Anthropic, an OpenAI competitor founded by former OpenAI employees, in May announced it had raised $450 million in a Series C funding round. The company’s main AI assistant product, Claude, is designed to positively impact users with the aim of being more helpful and honest than its generative AI rivals. The funding round was led by venture capital firm Spark Capital.
Source: VentureBeat

WOULD WOOD?


After proving that wood can stand up to the harsh environment of space, Japanese researchers are getting ready to launch the first satellite made of lumber in 2024. A team from Kyoto University aboard the International Space Station tested three types of wood and found that it wasn’t affected by conditions like cosmic rays over the course of 10 months, concluding that magnolia was sturdiest. The team will replace the parts of a satellite that are typically made of aluminum with the wood in the experimental device with the idea that it would create less “space junk,” among other advantages.
Source: Gizmodo

12,000


Early next year, drivers of electric Ford vehicles will get a big bonus: Access to more than 12,000 Tesla Superchargers across the U.S. and Canada, thanks to a new partnership between the two companies.

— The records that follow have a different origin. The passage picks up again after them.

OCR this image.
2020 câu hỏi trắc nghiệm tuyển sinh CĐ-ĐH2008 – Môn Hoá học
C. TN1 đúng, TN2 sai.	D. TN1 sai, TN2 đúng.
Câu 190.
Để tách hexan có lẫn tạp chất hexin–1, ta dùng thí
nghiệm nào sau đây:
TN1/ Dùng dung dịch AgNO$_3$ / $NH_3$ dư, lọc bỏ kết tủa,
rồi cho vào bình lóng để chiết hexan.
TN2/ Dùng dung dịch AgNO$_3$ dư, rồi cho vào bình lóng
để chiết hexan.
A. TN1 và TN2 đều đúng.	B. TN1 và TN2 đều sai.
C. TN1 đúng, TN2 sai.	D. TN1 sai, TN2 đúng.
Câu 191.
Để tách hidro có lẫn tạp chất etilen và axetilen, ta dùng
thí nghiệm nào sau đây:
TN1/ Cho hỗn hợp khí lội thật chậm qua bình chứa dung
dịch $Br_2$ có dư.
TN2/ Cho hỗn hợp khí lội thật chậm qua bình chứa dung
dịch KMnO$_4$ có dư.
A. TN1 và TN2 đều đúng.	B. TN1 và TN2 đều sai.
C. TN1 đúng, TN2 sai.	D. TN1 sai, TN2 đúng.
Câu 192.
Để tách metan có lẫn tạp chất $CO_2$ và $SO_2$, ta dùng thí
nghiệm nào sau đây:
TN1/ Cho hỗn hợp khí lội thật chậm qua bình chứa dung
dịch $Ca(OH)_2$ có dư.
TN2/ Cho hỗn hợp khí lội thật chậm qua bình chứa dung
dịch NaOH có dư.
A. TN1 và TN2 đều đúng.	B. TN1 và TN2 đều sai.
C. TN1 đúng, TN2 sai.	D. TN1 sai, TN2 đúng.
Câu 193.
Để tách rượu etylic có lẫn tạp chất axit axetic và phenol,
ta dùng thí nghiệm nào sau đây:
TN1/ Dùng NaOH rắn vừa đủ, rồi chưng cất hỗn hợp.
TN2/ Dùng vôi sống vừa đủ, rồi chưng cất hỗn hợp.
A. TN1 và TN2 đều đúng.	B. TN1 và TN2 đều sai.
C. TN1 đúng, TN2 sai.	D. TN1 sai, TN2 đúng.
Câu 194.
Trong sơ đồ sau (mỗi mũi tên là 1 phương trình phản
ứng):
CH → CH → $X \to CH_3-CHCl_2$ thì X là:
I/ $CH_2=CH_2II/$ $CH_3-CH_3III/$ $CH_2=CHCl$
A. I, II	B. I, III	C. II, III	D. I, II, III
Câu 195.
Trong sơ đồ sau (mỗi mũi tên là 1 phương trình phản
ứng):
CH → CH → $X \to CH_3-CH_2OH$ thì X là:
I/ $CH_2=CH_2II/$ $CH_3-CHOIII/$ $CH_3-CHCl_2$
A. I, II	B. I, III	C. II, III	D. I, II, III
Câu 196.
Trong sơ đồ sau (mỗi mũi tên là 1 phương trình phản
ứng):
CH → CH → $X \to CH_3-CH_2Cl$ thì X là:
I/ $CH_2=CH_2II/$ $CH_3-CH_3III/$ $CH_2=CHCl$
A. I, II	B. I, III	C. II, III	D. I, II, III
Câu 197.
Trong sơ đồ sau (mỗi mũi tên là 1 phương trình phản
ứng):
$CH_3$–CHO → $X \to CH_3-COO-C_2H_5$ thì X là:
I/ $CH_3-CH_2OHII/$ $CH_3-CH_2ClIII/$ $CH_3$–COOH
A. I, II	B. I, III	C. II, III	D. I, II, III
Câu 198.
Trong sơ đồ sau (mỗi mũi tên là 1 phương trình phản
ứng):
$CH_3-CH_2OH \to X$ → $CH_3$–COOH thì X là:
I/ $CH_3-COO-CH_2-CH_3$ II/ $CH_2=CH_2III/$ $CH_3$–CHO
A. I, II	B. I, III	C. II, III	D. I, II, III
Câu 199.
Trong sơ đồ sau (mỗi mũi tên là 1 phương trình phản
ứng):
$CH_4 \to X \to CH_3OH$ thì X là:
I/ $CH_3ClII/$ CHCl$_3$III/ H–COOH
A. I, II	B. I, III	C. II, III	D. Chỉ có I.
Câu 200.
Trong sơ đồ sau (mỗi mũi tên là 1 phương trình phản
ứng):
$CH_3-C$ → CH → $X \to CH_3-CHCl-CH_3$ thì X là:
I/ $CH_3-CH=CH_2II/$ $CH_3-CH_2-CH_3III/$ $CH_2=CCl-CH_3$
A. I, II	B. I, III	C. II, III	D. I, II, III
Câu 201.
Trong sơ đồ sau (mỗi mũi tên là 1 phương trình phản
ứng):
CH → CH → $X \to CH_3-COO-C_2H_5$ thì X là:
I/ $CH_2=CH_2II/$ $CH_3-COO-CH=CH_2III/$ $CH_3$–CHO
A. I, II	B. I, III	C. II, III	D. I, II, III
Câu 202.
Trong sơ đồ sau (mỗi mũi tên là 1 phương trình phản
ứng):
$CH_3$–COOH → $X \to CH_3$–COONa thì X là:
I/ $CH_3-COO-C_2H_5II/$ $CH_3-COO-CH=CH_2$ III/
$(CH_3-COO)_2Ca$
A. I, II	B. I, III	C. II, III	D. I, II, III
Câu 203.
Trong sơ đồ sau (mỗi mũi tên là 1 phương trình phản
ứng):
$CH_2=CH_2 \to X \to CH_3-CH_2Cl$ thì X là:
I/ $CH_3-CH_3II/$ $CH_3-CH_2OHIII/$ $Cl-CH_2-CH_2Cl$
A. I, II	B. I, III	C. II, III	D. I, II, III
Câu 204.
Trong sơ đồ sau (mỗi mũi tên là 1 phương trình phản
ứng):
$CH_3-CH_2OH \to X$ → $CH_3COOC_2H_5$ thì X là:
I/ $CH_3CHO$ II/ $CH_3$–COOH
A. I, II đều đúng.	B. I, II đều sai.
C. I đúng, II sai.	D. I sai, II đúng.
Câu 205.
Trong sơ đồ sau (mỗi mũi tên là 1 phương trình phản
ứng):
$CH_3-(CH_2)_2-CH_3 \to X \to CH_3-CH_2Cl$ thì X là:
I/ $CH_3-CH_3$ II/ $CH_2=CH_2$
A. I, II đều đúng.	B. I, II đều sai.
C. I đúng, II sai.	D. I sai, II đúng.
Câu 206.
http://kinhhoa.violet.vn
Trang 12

Current Ford EV owners will be able to charge on the Tesla infrastructure with the help of an adapter, but the next generation of electric cars from the auto giant will feature Tesla’s charging plug.
Source: Interesting Engineering

BEAM ME UP


While holoportation might sound straight out of Star Trek, it could help students at Gallaudet University, a liberal arts school for the deaf and hard of hearing, participate in remote learning. The Epic hologram projection unit from Proto “beams” life-sized images of people into rooms for real-time interaction. At the Visual-Centric Teaching and Learning Symposium hosted by Gallaudet this spring, university president Roberta J. Cordano “beamed” into the Epic to interact with attendees using American Sign Language. The school is interested in the technology’s potential to host guest speakers from around the world.